The Court notes that in the Statement of Issues on Appeal, Debtor lists as issue No. 5 "Did the Bankruptcy Court abuse it's [sic] discretion in failing to issue an Order to show cause why sanctions should not be imposed upon the respondents pursuant to Bankr. Rule 9011(c)?". Nowhere in his brief to this Court, however, does Debtor even address the issue of whether the Bankruptcy Court erred in failing to issue an Order to Show Cause based on Rule 9011. It is unclear whether the absence of any discussion regarding this claimed error in Debtor's brief signals Debtor's abandonment of the argument. Nevertheless, this Court notes that an argument that the Bankruptcy Court should have issued an Order to Show Cause presumably at the January 14, 2009 hearing based upon Rule 9011 belies reason.
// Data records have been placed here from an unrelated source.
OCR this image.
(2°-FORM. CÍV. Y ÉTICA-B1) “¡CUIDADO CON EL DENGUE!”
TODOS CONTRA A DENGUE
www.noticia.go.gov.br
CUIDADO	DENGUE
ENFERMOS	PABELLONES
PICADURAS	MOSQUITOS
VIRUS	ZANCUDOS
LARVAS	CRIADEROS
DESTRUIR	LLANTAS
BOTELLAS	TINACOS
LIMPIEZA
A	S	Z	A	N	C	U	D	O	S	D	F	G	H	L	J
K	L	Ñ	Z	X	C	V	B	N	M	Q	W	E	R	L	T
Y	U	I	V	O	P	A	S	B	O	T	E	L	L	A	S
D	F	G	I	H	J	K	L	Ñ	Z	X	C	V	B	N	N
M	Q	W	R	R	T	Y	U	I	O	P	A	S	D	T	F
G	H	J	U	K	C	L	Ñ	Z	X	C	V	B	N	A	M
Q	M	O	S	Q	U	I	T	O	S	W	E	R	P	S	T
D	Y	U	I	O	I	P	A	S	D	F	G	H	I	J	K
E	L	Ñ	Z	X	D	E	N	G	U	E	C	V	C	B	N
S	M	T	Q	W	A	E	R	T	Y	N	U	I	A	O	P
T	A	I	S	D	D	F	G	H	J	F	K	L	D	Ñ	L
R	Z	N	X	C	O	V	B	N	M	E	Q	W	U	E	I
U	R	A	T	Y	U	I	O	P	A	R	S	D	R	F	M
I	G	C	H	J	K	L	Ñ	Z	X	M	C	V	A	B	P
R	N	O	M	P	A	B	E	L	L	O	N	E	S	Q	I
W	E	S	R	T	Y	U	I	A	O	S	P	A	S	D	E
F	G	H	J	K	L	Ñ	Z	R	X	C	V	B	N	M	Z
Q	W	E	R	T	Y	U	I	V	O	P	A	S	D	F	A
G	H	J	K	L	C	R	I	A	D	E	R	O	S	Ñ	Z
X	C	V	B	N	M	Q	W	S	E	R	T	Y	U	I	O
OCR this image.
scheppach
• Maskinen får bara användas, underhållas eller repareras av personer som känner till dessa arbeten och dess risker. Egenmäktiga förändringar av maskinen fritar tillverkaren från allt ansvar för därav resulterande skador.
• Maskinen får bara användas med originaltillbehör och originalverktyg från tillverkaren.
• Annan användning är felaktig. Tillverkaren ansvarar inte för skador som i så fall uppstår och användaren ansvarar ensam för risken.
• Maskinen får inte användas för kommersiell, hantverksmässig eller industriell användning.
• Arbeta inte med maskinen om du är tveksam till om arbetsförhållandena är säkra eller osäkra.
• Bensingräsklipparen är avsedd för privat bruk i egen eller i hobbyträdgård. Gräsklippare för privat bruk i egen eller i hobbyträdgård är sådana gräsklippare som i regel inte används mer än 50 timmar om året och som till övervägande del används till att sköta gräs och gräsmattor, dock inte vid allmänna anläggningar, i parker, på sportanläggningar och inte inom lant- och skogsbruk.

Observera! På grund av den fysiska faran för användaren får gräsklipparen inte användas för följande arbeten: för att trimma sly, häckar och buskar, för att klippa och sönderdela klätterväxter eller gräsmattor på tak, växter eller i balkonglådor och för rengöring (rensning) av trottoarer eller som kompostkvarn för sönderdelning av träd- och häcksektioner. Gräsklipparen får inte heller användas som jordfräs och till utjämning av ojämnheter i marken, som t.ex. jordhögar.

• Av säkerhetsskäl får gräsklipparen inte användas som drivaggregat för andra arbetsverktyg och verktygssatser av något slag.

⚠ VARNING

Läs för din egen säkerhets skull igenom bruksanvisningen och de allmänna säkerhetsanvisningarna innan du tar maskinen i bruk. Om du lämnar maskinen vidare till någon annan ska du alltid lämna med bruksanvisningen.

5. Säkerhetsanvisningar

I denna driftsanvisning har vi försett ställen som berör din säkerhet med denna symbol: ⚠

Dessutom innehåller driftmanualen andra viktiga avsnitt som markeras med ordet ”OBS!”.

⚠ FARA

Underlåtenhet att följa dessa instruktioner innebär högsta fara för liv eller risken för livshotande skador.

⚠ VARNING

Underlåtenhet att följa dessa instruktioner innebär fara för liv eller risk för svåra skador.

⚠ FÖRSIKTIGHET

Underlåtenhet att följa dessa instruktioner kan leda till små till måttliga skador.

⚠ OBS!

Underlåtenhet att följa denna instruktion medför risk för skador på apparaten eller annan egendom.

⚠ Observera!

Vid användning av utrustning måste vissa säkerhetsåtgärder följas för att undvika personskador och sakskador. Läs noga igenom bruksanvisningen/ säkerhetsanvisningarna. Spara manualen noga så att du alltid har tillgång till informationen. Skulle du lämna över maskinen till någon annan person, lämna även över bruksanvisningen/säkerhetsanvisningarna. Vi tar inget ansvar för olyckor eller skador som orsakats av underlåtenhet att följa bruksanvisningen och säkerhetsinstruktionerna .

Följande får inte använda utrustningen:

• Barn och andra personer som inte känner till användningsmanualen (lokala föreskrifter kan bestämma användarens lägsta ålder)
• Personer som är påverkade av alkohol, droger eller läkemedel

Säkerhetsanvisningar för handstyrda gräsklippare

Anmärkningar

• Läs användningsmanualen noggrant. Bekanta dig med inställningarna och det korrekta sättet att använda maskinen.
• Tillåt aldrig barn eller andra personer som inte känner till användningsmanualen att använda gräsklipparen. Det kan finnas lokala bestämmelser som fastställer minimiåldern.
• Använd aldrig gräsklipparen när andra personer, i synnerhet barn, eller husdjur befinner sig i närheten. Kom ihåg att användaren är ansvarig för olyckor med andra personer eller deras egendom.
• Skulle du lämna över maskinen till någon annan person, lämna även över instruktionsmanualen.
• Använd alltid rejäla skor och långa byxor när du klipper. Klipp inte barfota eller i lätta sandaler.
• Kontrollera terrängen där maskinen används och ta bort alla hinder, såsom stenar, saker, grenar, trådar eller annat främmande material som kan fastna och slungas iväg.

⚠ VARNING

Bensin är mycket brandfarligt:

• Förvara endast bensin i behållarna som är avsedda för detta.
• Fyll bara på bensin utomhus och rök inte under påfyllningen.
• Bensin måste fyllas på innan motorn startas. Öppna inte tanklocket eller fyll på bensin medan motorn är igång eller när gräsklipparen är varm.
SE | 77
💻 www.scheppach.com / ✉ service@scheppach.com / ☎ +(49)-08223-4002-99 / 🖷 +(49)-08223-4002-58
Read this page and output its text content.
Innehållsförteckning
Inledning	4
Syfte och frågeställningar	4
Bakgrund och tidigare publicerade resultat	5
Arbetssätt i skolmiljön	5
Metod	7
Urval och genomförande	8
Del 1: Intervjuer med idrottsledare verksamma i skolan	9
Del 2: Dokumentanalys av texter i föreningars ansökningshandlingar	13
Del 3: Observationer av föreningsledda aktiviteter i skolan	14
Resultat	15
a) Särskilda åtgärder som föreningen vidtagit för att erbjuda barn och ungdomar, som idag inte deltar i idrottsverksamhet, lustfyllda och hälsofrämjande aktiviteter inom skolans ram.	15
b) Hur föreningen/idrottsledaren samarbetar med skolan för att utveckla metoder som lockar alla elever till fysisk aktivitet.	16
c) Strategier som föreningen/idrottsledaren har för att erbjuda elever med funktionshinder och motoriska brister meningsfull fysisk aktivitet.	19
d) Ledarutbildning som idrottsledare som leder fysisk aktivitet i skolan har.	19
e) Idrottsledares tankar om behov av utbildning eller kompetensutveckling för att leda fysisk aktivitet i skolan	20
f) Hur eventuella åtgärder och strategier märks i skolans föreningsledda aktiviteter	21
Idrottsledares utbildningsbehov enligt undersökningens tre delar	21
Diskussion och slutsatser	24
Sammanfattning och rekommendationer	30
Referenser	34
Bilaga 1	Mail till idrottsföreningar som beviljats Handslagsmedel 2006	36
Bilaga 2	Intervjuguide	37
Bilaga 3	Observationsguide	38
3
As the Bankruptcy Court was careful to point out, Debtor could not avail himself of 9011 as a sanctioning tool in light of his failure to afford Mr. Ackerman and his firm the "safe harbor" protection. Indeed, "[i]f the twenty-one day period is not provided, the motion must be denied. The purpose of the safe harbor is to give parties the opportunity to correct their errors, with the practical effect being that `a party cannot delay serving its Rule 11 motion' — or, we suggest, its Rule 9011 motion — `until conclusion of the case (or judicial rejection of the offending contention.).'" In re Schaefer Salt Recovery, Inc., 542 F.3d 90, 99 (3d Cir. 2008)
IV. CONCLUSION
For the foregoing reasons, the Court will affirm the Bankruptcy Court's denial of Debtor's motion for sanctions.